Beim Vortrag von Manager Preetz wurde schnell klar, dass sich daran über Nacht nichts geändert hatte. In seinem wortgetreu vom Blatt verlesenen Rechenschaftsbericht gab es keinen Platz für Überraschungen. Erst nachdem er fast eine Viertelstunde lang den bisherigen Verlauf der Saison rekapituliert hatte, sprach Preetz das Thema an, von dem er selbst sagte, „dass es die meisten interessiert“. Neues konnte er den Mitgliedern nicht verkünden. Er sprach von einem Überlegungsprozess, in dem sich Babbel noch befinde.

Herthas Manager ist der größte Leidtragende der ganzen Entwicklung. Babbel hat zwar verkündet, dass Hertha sein erster Ansprechpartner sei. Doch Preetz wird inzwischen weniger als Ansprechpartner wahrgenommen, sondern immer mehr als Hingehaltener, der nichts anderes tun kann, als zu warten, dass sich der gnädige Herr B. zu einer Entscheidung durchringt. Von der Frage, ob Babbel weitermacht, hängen nicht nur mittelfristige Entscheidungen wie die Kaderplanung für die kommende Saison ab. Sie hat auch Auswirkungen auf Herthas kurzfristigen Erfolg. Nur mal angenommen, Babbel erklärt tatsächlich seinen Abschied zum Sommer: Wäre es nicht fahrlässig, mit einem Trainer die Rückrunde zu bestreiten, von dem die Mannschaft weiß, dass er in einem halben Jahr nicht mehr da ist?

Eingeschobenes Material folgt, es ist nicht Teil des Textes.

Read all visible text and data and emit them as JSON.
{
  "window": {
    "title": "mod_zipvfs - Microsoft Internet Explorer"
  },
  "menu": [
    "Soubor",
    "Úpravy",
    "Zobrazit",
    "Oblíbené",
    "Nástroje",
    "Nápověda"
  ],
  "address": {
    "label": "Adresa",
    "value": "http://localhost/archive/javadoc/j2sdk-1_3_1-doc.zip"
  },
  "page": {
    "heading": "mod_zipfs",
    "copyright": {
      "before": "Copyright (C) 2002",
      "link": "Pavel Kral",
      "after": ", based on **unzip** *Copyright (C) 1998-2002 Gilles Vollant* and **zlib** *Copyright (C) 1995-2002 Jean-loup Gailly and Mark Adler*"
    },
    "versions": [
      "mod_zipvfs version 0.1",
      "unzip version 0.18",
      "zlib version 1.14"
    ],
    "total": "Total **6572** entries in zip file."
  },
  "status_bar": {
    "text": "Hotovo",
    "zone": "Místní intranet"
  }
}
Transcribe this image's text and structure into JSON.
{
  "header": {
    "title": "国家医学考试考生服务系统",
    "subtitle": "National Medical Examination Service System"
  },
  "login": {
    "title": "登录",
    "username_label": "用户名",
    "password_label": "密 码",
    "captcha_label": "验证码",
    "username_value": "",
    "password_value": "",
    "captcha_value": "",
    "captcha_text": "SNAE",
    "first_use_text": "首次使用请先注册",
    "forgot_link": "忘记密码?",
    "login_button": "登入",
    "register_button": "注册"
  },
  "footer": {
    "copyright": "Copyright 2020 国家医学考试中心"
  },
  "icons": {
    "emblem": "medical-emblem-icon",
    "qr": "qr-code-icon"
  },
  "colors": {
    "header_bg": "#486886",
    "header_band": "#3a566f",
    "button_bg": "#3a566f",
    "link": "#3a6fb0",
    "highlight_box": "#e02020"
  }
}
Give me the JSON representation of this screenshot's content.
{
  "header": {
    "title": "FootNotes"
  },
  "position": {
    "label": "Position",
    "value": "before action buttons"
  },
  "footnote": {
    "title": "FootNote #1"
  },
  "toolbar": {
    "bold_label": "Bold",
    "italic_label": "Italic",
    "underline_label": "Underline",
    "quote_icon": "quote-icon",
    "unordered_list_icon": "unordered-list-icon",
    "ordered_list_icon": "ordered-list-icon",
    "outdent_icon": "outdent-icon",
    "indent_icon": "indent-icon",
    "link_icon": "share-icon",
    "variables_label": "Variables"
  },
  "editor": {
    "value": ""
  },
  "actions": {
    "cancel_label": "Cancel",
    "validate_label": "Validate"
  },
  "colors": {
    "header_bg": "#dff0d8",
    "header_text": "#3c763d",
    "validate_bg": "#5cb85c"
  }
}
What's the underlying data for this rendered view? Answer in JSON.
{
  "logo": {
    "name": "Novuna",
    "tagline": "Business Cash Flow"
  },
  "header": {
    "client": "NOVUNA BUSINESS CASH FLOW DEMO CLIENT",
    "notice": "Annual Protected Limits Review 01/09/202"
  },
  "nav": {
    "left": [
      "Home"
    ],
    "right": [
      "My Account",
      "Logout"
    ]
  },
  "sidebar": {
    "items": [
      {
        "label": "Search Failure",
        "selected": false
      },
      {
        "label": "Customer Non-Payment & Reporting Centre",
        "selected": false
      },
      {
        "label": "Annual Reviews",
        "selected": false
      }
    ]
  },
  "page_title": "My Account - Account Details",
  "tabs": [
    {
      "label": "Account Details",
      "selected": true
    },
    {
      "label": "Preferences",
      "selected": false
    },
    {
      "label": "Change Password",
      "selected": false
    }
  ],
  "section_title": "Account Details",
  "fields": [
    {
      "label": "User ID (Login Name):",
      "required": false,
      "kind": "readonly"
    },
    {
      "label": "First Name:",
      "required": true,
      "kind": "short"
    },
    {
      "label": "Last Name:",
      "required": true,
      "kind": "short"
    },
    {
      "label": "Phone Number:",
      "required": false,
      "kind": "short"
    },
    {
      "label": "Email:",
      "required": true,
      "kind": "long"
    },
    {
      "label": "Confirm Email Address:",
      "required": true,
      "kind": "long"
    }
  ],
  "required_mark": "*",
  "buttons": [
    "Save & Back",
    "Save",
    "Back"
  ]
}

Markus Babbel hat immer wieder gesagt, dass er sich in Ruhe mit seiner Familie und seinem Kotrainer beraten werde und dass er sich für seine Entscheidung kein Zeitlimit setze. Diese Aussage gilt seit Montagabend nicht mehr. Michael Preetz versicherte den Mitgliedern, dass spätestens zum Rückrundenauftakt am 21. Januar eine Entscheidung gefallen sein werde. So oder so.